Os capítulos da obra se dividem em 11 partes, cada qual desdobra-se sobre descrições precisas e históricas acerca da construção do elitismo no seio social, os capítulos analisam a desigualdade por diferentes óticas, o uso da ciência como descrição da seleção natural pré-existente e suas nuances, genética, o funcionamento e surgimento do elitismo, matrerialismo histórico e dialético e suas construções; política histórica e social, análise dos efeitos do elitismo histórico e cultural nos povos e na sociedade através do tempo, dentre outros.

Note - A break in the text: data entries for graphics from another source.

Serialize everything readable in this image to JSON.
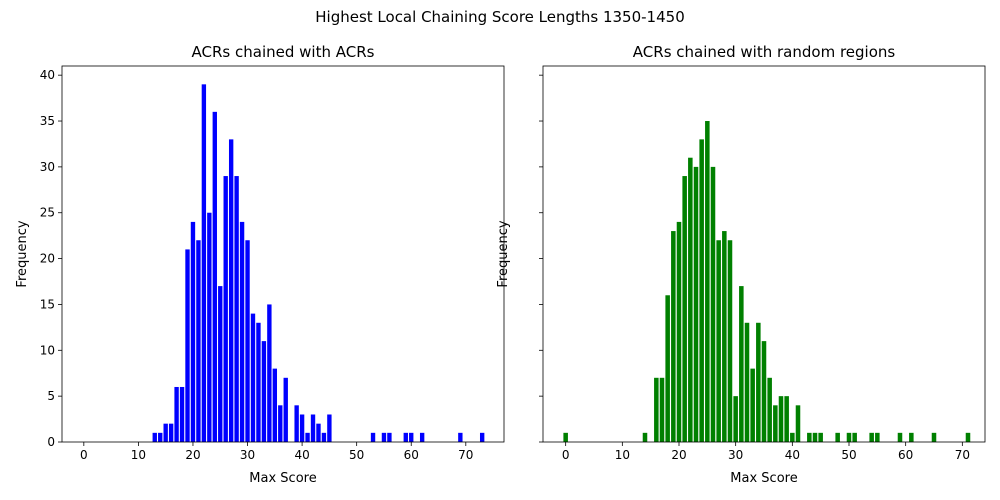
{
  "figure": {
    "suptitle": "Highest Local Chaining Score Lengths 1350-1450"
  },
  "chart_data": [
    {
      "type": "bar",
      "title": "ACRs chained with ACRs",
      "xlabel": "Max Score",
      "ylabel": "Frequency",
      "xlim": [
        -4,
        77
      ],
      "ylim": [
        0,
        41
      ],
      "xticks": [
        0,
        10,
        20,
        30,
        40,
        50,
        60,
        70
      ],
      "yticks": [
        0,
        5,
        10,
        15,
        20,
        25,
        30,
        35,
        40
      ],
      "color": "#0000ff",
      "bar_width": 0.8,
      "x": [
        13,
        14,
        15,
        16,
        17,
        18,
        19,
        20,
        21,
        22,
        23,
        24,
        25,
        26,
        27,
        28,
        29,
        30,
        31,
        32,
        33,
        34,
        35,
        36,
        37,
        39,
        40,
        41,
        42,
        43,
        44,
        45,
        53,
        55,
        56,
        59,
        60,
        62,
        69,
        73
      ],
      "values": [
        1,
        1,
        2,
        2,
        6,
        6,
        21,
        24,
        22,
        39,
        25,
        36,
        17,
        29,
        33,
        29,
        24,
        22,
        14,
        13,
        11,
        15,
        8,
        4,
        7,
        4,
        3,
        1,
        3,
        2,
        1,
        3,
        1,
        1,
        1,
        1,
        1,
        1,
        1,
        1
      ]
    },
    {
      "type": "bar",
      "title": "ACRs chained with random regions",
      "xlabel": "Max Score",
      "ylabel": "Frequency",
      "xlim": [
        -4,
        74
      ],
      "ylim": [
        0,
        41
      ],
      "sharey": true,
      "xticks": [
        0,
        10,
        20,
        30,
        40,
        50,
        60,
        70
      ],
      "yticks": [
        0,
        5,
        10,
        15,
        20,
        25,
        30,
        35,
        40
      ],
      "color": "#008000",
      "bar_width": 0.8,
      "x": [
        0,
        14,
        16,
        17,
        18,
        19,
        20,
        21,
        22,
        23,
        24,
        25,
        26,
        27,
        28,
        29,
        30,
        31,
        32,
        33,
        34,
        35,
        36,
        37,
        38,
        39,
        40,
        41,
        43,
        44,
        45,
        48,
        50,
        51,
        54,
        55,
        59,
        61,
        65,
        71
      ],
      "values": [
        1,
        1,
        7,
        7,
        16,
        23,
        24,
        29,
        31,
        30,
        33,
        35,
        30,
        22,
        23,
        22,
        5,
        17,
        13,
        8,
        13,
        11,
        7,
        4,
        5,
        5,
        1,
        4,
        1,
        1,
        1,
        1,
        1,
        1,
        1,
        1,
        1,
        1,
        1,
        1
      ]
    }
  ]
}
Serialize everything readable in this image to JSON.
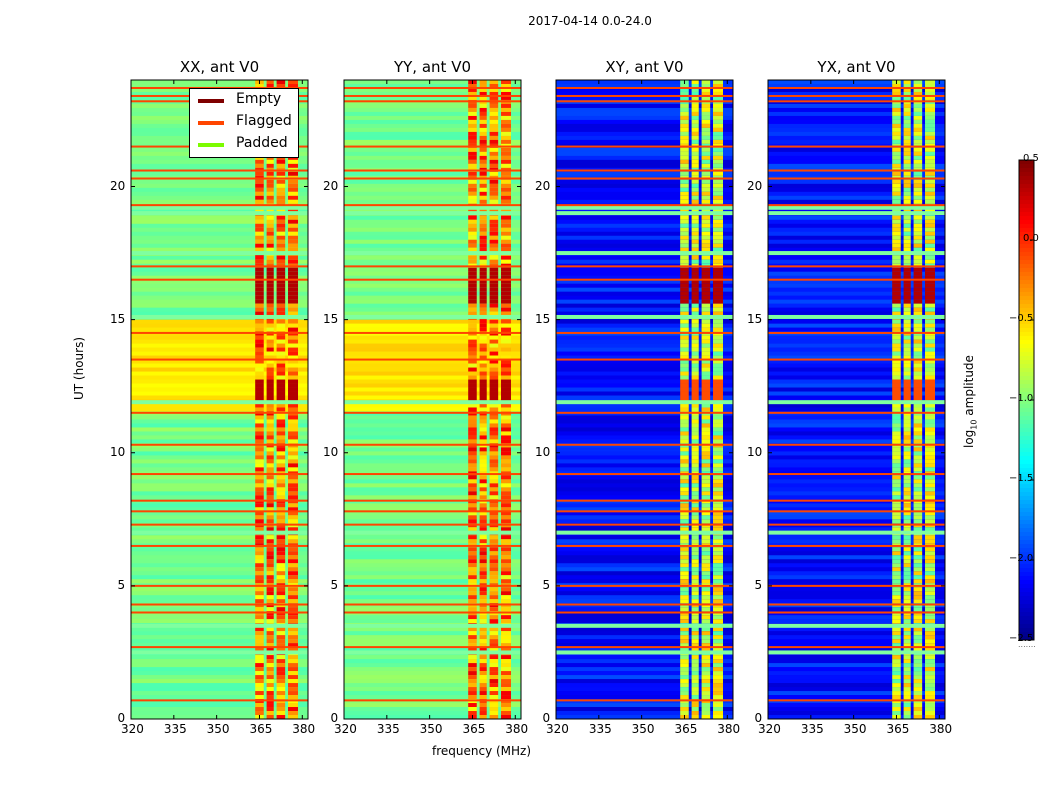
{
  "chart_data": {
    "type": "heatmap",
    "suptitle": "2017-04-14 0.0-24.0",
    "xlabel": "frequency (MHz)",
    "ylabel": "UT (hours)",
    "xlim": [
      320,
      382
    ],
    "ylim": [
      0,
      24
    ],
    "xticks": [
      320,
      335,
      350,
      365,
      380
    ],
    "yticks": [
      0,
      5,
      10,
      15,
      20
    ],
    "panels": [
      {
        "title": "XX, ant V0",
        "kind": "auto"
      },
      {
        "title": "YY, ant V0",
        "kind": "auto"
      },
      {
        "title": "XY, ant V0",
        "kind": "cross"
      },
      {
        "title": "YX, ant V0",
        "kind": "cross"
      }
    ],
    "colorbar": {
      "label": "log10 amplitude",
      "label_main": "log",
      "label_sub": "10",
      "label_tail": " amplitude",
      "ticks": [
        "0.5",
        "0.0",
        "−0.5",
        "−1.0",
        "−1.5",
        "−2.0",
        "−2.5"
      ],
      "range": [
        -2.5,
        0.5
      ]
    },
    "legend": [
      {
        "label": "Empty",
        "color": "#7f0000"
      },
      {
        "label": "Flagged",
        "color": "#ff4500"
      },
      {
        "label": "Padded",
        "color": "#7cfc00"
      }
    ],
    "flagged_ut_hours": [
      0.7,
      2.7,
      4.0,
      4.3,
      5.0,
      6.5,
      7.3,
      7.8,
      8.2,
      9.2,
      10.3,
      11.5,
      13.5,
      14.5,
      16.5,
      17.0,
      19.3,
      20.3,
      20.6,
      21.5,
      23.2,
      23.4,
      23.7
    ],
    "padded_ut_hours": [
      2.5,
      3.5,
      7.0,
      11.9,
      15.1,
      19.0,
      19.2,
      17.5
    ],
    "bright_bands_mhz": [
      [
        363.5,
        366.5
      ],
      [
        367.5,
        370
      ],
      [
        371,
        374
      ],
      [
        375,
        378.5
      ]
    ]
  }
}
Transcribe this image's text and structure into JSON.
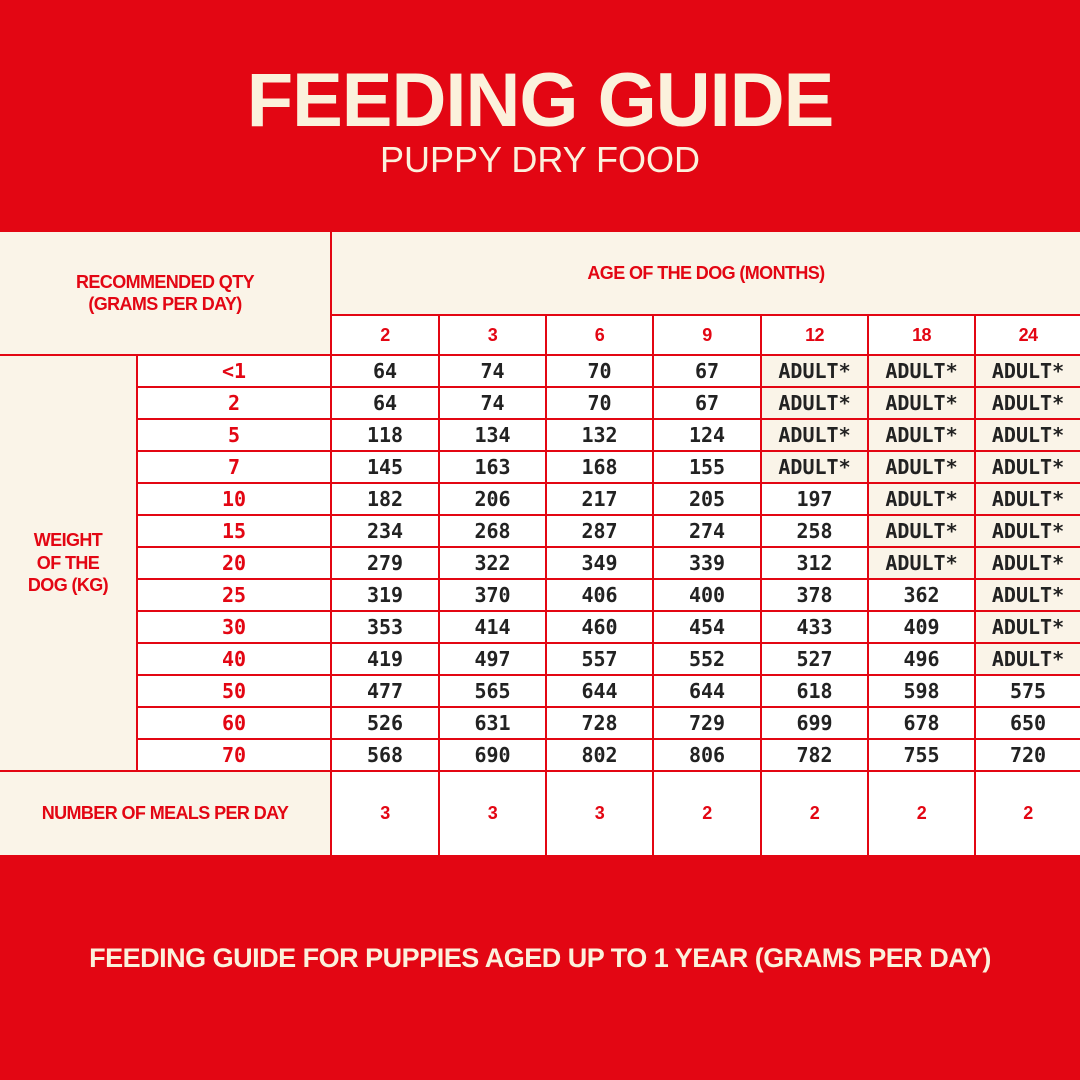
{
  "header": {
    "title": "FEEDING GUIDE",
    "subtitle": "PUPPY DRY FOOD"
  },
  "table": {
    "corner_label": [
      "RECOMMENDED QTY",
      "(GRAMS PER DAY)"
    ],
    "age_header": "AGE OF THE DOG (MONTHS)",
    "ages": [
      "2",
      "3",
      "6",
      "9",
      "12",
      "18",
      "24"
    ],
    "weight_label": [
      "WEIGHT",
      "OF THE",
      "DOG (KG)"
    ],
    "weights": [
      "<1",
      "2",
      "5",
      "7",
      "10",
      "15",
      "20",
      "25",
      "30",
      "40",
      "50",
      "60",
      "70"
    ],
    "rows": [
      [
        64,
        74,
        70,
        67,
        "ADULT*",
        "ADULT*",
        "ADULT*"
      ],
      [
        64,
        74,
        70,
        67,
        "ADULT*",
        "ADULT*",
        "ADULT*"
      ],
      [
        118,
        134,
        132,
        124,
        "ADULT*",
        "ADULT*",
        "ADULT*"
      ],
      [
        145,
        163,
        168,
        155,
        "ADULT*",
        "ADULT*",
        "ADULT*"
      ],
      [
        182,
        206,
        217,
        205,
        197,
        "ADULT*",
        "ADULT*"
      ],
      [
        234,
        268,
        287,
        274,
        258,
        "ADULT*",
        "ADULT*"
      ],
      [
        279,
        322,
        349,
        339,
        312,
        "ADULT*",
        "ADULT*"
      ],
      [
        319,
        370,
        406,
        400,
        378,
        362,
        "ADULT*"
      ],
      [
        353,
        414,
        460,
        454,
        433,
        409,
        "ADULT*"
      ],
      [
        419,
        497,
        557,
        552,
        527,
        496,
        "ADULT*"
      ],
      [
        477,
        565,
        644,
        644,
        618,
        598,
        575
      ],
      [
        526,
        631,
        728,
        729,
        699,
        678,
        650
      ],
      [
        568,
        690,
        802,
        806,
        782,
        755,
        720
      ]
    ],
    "meals_label": "NUMBER OF MEALS PER DAY",
    "meals": [
      3,
      3,
      3,
      2,
      2,
      2,
      2
    ]
  },
  "footer": {
    "text": "FEEDING GUIDE FOR PUPPIES AGED UP TO 1 YEAR (GRAMS PER DAY)"
  }
}
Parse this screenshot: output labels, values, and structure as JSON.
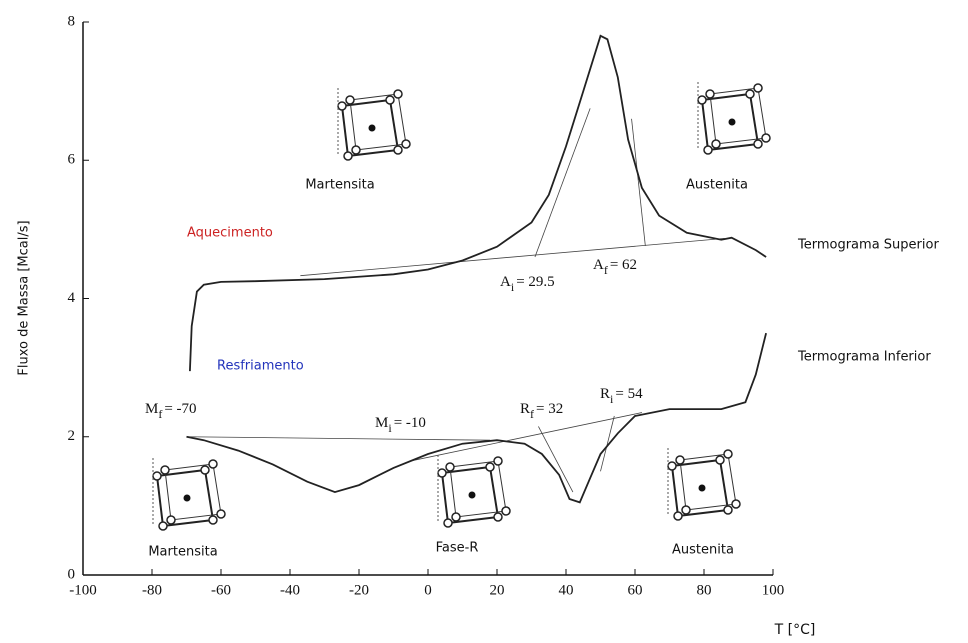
{
  "chart_data": {
    "type": "line",
    "xlabel": "T [°C]",
    "ylabel": "Fluxo de Massa [Mcal/s]",
    "xlim": [
      -100,
      100
    ],
    "xticks": [
      -100,
      -80,
      -60,
      -40,
      -20,
      0,
      20,
      40,
      60,
      80,
      100
    ],
    "ylim": [
      0,
      8
    ],
    "yticks": [
      0,
      2,
      4,
      6,
      8
    ],
    "series": [
      {
        "name": "Termograma Superior",
        "process": "Aquecimento",
        "color": "#222222",
        "process_color": "#cc2222",
        "x": [
          -69,
          -68.5,
          -67,
          -65,
          -60,
          -50,
          -30,
          -10,
          0,
          10,
          20,
          30,
          35,
          40,
          45,
          50,
          52,
          55,
          58,
          62,
          67,
          75,
          85,
          88,
          95,
          98
        ],
        "values": [
          2.95,
          3.6,
          4.1,
          4.2,
          4.24,
          4.25,
          4.28,
          4.35,
          4.42,
          4.55,
          4.75,
          5.1,
          5.5,
          6.2,
          7.0,
          7.8,
          7.75,
          7.2,
          6.3,
          5.6,
          5.2,
          4.95,
          4.85,
          4.88,
          4.7,
          4.6
        ]
      },
      {
        "name": "Termograma Inferior",
        "process": "Resfriamento",
        "color": "#222222",
        "process_color": "#2233bb",
        "x": [
          -70,
          -65,
          -55,
          -45,
          -35,
          -27,
          -20,
          -10,
          0,
          10,
          20,
          28,
          33,
          38,
          41,
          44,
          47,
          50,
          55,
          60,
          70,
          85,
          92,
          95,
          98
        ],
        "values": [
          2.0,
          1.95,
          1.8,
          1.6,
          1.35,
          1.2,
          1.3,
          1.55,
          1.75,
          1.9,
          1.95,
          1.9,
          1.75,
          1.45,
          1.1,
          1.05,
          1.4,
          1.75,
          2.05,
          2.3,
          2.4,
          2.4,
          2.5,
          2.9,
          3.5
        ]
      }
    ],
    "guide_lines": [
      {
        "x": [
          -37,
          86
        ],
        "y": [
          4.33,
          4.87
        ]
      },
      {
        "x": [
          31,
          47
        ],
        "y": [
          4.6,
          6.75
        ]
      },
      {
        "x": [
          63,
          59
        ],
        "y": [
          4.76,
          6.6
        ]
      },
      {
        "x": [
          -70,
          18
        ],
        "y": [
          2.0,
          1.95
        ]
      },
      {
        "x": [
          -5,
          62
        ],
        "y": [
          1.65,
          2.35
        ]
      },
      {
        "x": [
          32,
          42
        ],
        "y": [
          2.15,
          1.2
        ]
      },
      {
        "x": [
          54,
          50
        ],
        "y": [
          2.3,
          1.5
        ]
      }
    ],
    "annotations": [
      {
        "symbol": "A",
        "subscript": "i",
        "label": "= 29.5"
      },
      {
        "symbol": "A",
        "subscript": "f",
        "label": "= 62"
      },
      {
        "symbol": "M",
        "subscript": "f",
        "label": "= -70"
      },
      {
        "symbol": "M",
        "subscript": "i",
        "label": "= -10"
      },
      {
        "symbol": "R",
        "subscript": "f",
        "label": "= 32"
      },
      {
        "symbol": "R",
        "subscript": "i",
        "label": "= 54"
      }
    ],
    "phase_labels": [
      "Martensita",
      "Austenita",
      "Martensita",
      "Fase-R",
      "Austenita"
    ]
  }
}
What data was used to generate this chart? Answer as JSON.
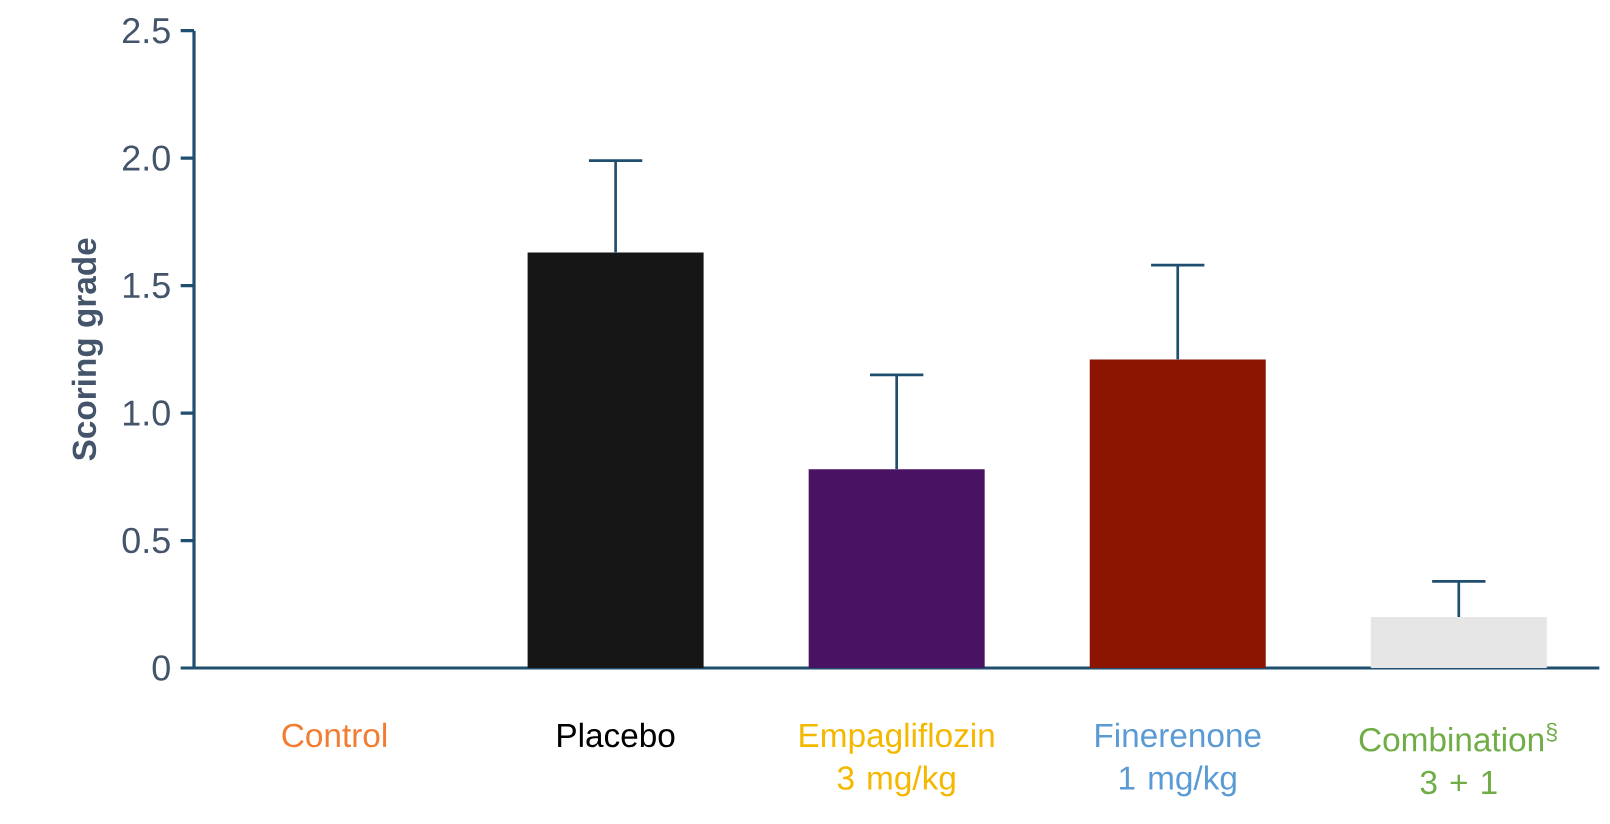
{
  "chart_data": {
    "type": "bar",
    "ylabel": "Scoring grade",
    "categories": [
      "Control",
      "Placebo",
      "Empagliflozin 3 mg/kg",
      "Finerenone 1 mg/kg",
      "Combination$^{§}$ 3 + 1"
    ],
    "values": [
      0,
      1.63,
      0.78,
      1.21,
      0.2
    ],
    "colors": [
      "#f07d32",
      "#161616",
      "#4a1262",
      "#8b1500",
      "#e6e6e6"
    ],
    "errors": [
      null,
      0.36,
      0.37,
      0.37,
      0.14
    ],
    "ylim": [
      0,
      2.5
    ],
    "yticks": [
      0,
      0.5,
      {
        "value": 1,
        "label": "1.0"
      },
      1.5,
      {
        "value": 2,
        "label": "2.0"
      },
      2.5
    ],
    "grid": false
  }
}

A obra foi lida e indicada por Fernando Haddad como um tópico de extrema importância para leitura e informação, e devo acrescentar, ele está certo. Uma obra magistral que deve percorrer todo o seio social para que se alcance o maior número de leitores ao redor do mundo, uma análise precisa e cirúrgica.

O AUTOR

Cesar Calejon é jornalista, com especialização em Relações Internacionais pela Fundação Getulio Vargas, e mestre em Mudança Social e Participação Política pela Universidade de São Paulo. É autor dos livros A ascensão do bolsonarismo no Brasil do século XXITempestade perfeita: o bolsonarismo e a sindemia covid-19 no Brasil e Sobre perdas e danos: negacionismo, lawfare e neofascismo no Brasil.